In cartoonishly arbitrary fashion, I’ve decided that enjoying cartoons is mostly about empathy. If you’re on Team Bugs, you’ll be having a roaring good time. But if, like my juvenile self, you root for the striver, then prepare to wince. Much of the humor in the old toons is of the slapstick variety, with starving predators like Wile E. Coyote and Sylvester bearing the brunt of the violence. Of course, cartoons never die, but that doesn’t mean some shouldn’t. At the 2009 screening, I saw one about a family of bears with an abusive papa bear. It’s not one that’s lasted in popular memory of the Warner Bros. series, and for good reason.
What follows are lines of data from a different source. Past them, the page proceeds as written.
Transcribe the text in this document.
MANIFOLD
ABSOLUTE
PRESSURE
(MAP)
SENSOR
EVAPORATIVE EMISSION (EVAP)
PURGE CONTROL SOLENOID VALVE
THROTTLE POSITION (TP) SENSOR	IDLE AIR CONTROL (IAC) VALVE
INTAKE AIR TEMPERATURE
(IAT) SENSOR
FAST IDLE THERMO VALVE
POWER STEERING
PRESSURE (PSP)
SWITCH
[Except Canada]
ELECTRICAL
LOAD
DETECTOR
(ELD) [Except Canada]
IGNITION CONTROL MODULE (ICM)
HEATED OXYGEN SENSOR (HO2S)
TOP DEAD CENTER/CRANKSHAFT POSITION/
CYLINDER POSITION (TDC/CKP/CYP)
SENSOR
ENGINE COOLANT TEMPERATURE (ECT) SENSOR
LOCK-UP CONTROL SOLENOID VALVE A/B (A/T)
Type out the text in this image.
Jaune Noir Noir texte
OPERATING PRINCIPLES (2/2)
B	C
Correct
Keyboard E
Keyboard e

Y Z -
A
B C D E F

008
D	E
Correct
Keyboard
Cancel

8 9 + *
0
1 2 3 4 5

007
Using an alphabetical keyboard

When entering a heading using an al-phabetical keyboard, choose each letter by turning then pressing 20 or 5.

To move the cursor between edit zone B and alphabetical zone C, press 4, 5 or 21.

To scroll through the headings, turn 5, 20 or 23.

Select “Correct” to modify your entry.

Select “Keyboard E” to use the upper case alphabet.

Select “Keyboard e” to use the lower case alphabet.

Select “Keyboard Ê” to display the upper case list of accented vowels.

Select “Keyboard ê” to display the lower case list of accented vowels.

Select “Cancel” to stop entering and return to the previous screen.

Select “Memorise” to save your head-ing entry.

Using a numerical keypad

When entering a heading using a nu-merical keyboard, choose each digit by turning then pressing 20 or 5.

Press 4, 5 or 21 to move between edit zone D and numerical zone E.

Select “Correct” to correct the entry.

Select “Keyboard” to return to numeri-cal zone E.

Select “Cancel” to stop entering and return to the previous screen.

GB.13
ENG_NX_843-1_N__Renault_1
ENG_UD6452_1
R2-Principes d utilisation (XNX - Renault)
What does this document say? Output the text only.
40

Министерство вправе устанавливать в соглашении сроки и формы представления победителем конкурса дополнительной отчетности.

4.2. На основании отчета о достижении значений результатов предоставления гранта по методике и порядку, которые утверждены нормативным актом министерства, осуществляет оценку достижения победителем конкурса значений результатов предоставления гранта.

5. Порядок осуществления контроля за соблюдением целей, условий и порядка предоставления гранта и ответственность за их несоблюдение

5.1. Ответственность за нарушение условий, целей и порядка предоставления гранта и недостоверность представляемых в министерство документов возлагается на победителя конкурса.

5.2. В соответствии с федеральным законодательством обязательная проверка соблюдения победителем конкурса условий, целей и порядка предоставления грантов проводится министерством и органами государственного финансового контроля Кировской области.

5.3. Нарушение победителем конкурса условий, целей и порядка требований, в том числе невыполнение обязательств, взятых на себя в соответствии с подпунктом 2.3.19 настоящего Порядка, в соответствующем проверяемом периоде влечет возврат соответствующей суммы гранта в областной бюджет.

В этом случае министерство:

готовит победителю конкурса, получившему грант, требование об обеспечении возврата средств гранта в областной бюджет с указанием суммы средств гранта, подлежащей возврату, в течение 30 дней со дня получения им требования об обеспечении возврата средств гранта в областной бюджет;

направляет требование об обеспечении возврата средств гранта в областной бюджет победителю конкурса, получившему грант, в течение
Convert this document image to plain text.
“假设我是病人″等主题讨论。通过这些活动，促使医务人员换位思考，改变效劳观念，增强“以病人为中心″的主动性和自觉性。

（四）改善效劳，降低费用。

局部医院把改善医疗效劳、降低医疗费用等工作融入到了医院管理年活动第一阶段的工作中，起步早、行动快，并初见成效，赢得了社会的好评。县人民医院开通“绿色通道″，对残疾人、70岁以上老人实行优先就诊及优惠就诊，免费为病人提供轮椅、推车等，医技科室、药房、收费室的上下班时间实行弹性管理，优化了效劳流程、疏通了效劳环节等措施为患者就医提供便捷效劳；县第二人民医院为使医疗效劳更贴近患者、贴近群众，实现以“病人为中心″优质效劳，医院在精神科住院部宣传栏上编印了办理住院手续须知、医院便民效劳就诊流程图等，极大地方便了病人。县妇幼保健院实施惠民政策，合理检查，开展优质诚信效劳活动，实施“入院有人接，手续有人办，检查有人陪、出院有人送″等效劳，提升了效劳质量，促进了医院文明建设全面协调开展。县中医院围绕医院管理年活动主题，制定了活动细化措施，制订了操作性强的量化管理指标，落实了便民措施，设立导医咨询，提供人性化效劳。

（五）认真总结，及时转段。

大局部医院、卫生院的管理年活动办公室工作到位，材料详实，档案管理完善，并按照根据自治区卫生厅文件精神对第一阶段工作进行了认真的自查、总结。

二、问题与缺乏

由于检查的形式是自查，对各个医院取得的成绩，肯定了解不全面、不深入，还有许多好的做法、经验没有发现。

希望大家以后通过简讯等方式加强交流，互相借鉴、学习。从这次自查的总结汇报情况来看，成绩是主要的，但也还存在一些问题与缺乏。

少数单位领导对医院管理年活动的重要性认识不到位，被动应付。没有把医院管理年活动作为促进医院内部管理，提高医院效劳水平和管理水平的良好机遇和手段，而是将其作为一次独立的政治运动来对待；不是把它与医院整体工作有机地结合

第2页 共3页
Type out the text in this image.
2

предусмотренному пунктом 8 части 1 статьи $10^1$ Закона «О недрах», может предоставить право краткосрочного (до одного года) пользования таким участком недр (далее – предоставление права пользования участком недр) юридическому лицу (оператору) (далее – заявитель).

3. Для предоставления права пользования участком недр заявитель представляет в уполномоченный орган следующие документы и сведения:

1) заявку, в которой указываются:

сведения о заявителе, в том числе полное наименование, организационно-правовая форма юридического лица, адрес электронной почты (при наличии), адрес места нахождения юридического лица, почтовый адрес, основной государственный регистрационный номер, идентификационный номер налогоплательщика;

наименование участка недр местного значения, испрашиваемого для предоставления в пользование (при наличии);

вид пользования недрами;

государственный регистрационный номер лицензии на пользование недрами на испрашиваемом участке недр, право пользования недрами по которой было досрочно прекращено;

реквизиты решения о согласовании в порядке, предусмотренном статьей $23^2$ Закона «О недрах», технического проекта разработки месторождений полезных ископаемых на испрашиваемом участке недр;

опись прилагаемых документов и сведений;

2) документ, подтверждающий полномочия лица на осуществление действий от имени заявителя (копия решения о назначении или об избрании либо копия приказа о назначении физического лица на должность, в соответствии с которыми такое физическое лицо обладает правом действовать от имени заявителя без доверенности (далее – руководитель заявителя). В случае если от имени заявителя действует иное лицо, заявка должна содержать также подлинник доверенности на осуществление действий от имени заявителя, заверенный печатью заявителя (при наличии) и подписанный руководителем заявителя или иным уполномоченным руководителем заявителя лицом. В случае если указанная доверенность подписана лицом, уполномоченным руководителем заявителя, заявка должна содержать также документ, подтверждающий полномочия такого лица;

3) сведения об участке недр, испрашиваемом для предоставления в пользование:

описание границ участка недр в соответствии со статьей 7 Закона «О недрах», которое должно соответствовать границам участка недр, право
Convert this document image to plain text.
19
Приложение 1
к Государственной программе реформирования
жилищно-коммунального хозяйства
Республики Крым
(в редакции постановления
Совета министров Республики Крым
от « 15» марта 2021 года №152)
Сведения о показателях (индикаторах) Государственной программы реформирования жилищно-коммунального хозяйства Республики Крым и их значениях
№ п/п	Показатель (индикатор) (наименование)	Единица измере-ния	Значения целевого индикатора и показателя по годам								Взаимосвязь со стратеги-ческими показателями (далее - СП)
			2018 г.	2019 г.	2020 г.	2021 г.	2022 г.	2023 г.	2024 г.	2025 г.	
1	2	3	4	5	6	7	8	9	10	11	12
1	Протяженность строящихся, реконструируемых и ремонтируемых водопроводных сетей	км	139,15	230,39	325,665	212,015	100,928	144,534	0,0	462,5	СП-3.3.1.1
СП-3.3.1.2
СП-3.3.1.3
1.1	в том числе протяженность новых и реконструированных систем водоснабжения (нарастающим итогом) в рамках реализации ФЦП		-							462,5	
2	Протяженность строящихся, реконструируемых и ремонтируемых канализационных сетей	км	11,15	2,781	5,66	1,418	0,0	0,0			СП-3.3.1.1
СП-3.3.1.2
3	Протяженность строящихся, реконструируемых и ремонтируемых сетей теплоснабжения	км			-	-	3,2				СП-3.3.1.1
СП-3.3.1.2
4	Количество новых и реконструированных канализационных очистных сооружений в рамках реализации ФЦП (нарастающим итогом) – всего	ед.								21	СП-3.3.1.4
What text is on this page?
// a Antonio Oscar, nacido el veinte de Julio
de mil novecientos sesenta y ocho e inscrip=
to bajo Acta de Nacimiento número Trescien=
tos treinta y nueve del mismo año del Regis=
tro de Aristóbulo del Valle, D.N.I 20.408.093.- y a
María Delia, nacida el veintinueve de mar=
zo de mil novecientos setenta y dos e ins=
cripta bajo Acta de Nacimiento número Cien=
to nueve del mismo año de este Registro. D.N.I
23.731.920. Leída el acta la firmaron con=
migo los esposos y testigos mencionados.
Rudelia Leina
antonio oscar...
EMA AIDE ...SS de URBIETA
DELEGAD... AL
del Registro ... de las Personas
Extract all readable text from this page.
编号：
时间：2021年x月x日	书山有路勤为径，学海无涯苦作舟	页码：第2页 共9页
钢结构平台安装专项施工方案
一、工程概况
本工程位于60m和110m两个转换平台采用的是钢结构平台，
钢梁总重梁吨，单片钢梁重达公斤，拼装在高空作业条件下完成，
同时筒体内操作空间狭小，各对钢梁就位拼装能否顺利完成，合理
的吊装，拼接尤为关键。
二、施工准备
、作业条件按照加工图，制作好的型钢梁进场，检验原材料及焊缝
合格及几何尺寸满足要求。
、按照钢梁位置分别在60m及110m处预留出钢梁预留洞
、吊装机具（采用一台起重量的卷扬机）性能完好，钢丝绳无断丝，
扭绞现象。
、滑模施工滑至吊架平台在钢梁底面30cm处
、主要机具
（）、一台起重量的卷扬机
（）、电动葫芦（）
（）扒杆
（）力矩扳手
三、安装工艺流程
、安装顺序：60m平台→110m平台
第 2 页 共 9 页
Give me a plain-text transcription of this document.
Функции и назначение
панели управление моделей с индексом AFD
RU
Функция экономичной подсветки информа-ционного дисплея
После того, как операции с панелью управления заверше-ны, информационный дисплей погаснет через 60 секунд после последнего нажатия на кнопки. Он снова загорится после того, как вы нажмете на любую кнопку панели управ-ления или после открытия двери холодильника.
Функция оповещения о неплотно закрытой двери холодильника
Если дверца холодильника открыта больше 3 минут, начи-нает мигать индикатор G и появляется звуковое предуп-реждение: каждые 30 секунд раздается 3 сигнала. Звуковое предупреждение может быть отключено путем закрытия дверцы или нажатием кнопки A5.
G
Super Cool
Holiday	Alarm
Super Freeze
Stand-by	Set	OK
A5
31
Most on the docket since then have been lasting favorites that deserve another watch.

Last year, I voiced a bona fide guffaw during “What’s Opera, Doc?”—the one in which Elmer Fudd in a Viking helmet sings, “Kill the wabbit!” Since he’s the perennial “stinker,” Bugs’s M.O. is to mess with people, but he goes to great lengths in this one, dressing in drag to court Fudd—who sees him and sings, “Oh, Brünhilde, you’re so lovely.” To which Bugs replies, in his classic twangy nasal (is he part Michigander?), “Yes, I know it. I can’t help it.” As I grow older, Bugs’s superlative confidence seems more charming than pathological.

It’s nearly impossible to say what makes for lasting comedy, but I think one aspect is a joke’s ability to work on multiple levels. Maybe that’s why my favorite Warner Bros. character is Michigan J. Frog, who was featured in exactly one classic cartoon, which has played every year I’ve attended the Michigan Theater event. First of all, he’s a dancing frog. He goes from soporific ribbit to “Hello, My Baby” in 0.1 seconds, so even the tykes who haven’t yet mastered irony have something to laugh at. But he won’t perform for just anyone. He shares his magic only with the greedy schlub who unearths him and hopes to profit from the discovery. It’s poetic justice at its finest, and there’s a moral to boot: appreciate what you have. Or, in terms more appropriate to cartoons, laugh when the laughing’s good. Th-th-th-th-that’s all folks!